Italian architect and designer

Antonio Citterio (born 1950, in Meda, Italy) is an Italian architect, furniture designer and industrial designer who lives and works in Milan. He designed the A2A Tower in Milan.

==Biography==
He received a degree in architecture from Politecnico di Milano in 1972, and subsequently started working as a designer and industrial design consultant. From 1987 to 1996, he worked in association with Terry Dwan, designing buildings in Europe and Japan.

In 2000, with Patricia Viel, he founded "Antonio Citterio Patricia Viel" (ACPV), a cross-disciplinary practice for architecture and interior design. The firm works internationally, developing projects on all scales in collaboration with a network of specialist consultants.

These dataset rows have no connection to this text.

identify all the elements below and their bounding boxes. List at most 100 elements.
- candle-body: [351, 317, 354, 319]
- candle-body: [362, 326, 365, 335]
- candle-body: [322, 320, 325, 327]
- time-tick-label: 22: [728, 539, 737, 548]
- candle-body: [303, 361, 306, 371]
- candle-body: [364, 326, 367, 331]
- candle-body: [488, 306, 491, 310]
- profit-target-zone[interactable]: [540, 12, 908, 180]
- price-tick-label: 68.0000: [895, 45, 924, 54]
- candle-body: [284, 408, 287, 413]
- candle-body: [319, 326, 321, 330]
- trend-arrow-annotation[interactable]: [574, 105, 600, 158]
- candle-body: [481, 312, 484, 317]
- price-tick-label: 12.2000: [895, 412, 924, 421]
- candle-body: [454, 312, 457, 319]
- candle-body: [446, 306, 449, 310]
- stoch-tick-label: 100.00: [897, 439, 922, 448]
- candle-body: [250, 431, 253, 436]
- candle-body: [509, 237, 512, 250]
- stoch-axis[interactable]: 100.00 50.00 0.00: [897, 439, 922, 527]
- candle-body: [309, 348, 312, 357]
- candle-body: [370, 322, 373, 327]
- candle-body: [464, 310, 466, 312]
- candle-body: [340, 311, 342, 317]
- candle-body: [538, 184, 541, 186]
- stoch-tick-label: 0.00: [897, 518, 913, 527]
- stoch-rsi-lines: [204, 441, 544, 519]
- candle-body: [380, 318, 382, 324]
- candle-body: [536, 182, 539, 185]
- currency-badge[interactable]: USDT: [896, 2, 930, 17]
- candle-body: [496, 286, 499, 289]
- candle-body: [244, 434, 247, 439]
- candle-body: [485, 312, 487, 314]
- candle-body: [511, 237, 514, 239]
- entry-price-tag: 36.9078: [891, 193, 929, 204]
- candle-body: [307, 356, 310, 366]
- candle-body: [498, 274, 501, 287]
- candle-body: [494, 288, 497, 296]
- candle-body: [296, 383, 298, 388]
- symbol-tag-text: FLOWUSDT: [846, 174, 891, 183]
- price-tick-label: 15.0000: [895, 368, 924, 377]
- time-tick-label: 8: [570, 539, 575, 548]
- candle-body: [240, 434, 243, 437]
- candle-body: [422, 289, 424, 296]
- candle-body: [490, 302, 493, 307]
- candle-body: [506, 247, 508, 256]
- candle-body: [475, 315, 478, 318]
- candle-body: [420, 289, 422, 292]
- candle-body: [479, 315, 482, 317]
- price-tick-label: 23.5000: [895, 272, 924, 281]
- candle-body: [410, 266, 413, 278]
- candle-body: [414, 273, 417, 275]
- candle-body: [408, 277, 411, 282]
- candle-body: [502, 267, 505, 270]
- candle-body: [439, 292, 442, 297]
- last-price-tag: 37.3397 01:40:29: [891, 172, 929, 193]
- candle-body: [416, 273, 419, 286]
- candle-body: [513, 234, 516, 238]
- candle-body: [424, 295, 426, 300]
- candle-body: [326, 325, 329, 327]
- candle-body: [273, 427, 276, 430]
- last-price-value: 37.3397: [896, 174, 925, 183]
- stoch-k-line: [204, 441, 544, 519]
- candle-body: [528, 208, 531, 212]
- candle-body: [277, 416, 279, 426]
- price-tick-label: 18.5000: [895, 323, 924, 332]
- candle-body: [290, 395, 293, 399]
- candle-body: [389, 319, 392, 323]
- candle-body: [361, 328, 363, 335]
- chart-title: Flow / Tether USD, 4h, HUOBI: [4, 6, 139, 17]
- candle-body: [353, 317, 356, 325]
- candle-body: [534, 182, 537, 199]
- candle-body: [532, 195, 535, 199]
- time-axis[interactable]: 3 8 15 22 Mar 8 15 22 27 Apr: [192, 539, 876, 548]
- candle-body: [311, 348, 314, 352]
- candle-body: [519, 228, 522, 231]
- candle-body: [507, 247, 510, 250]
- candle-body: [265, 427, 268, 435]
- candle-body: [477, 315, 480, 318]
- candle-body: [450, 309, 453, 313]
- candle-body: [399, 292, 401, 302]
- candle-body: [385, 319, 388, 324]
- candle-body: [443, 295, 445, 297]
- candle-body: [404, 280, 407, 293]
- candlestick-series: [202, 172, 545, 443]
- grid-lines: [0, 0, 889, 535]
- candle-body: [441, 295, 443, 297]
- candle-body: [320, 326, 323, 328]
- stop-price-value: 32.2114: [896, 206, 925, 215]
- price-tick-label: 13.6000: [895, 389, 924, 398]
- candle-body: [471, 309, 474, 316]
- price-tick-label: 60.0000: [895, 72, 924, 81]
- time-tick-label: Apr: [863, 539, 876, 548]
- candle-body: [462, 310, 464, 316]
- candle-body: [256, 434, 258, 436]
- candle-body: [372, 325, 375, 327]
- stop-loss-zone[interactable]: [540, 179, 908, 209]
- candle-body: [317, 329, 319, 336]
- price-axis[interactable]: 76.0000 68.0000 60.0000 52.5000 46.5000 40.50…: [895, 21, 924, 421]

Antonio Citterio currently works in the industrial design sector with companies such as Ansorg, Arclinea, Axor-Hansgrohe, B&B Italia, Flexform, Flos, Hermès, Iittala, Kartell, Maxalto, Sanitec (Geberit Group), Technogym and Vitra.

From 2006 to 2016, he was an Architectural Design professor at the Accademia di Architettura di Mendrisio in Switzerland.

In 1987 and 1994, Citterio was awarded the "Compasso d'Oro" prize.

In 2008, the Royal Society for the Encouragement of Arts, Manufactures & Commerce of London awarded him the title of "Honorary Royal Designer for Industry".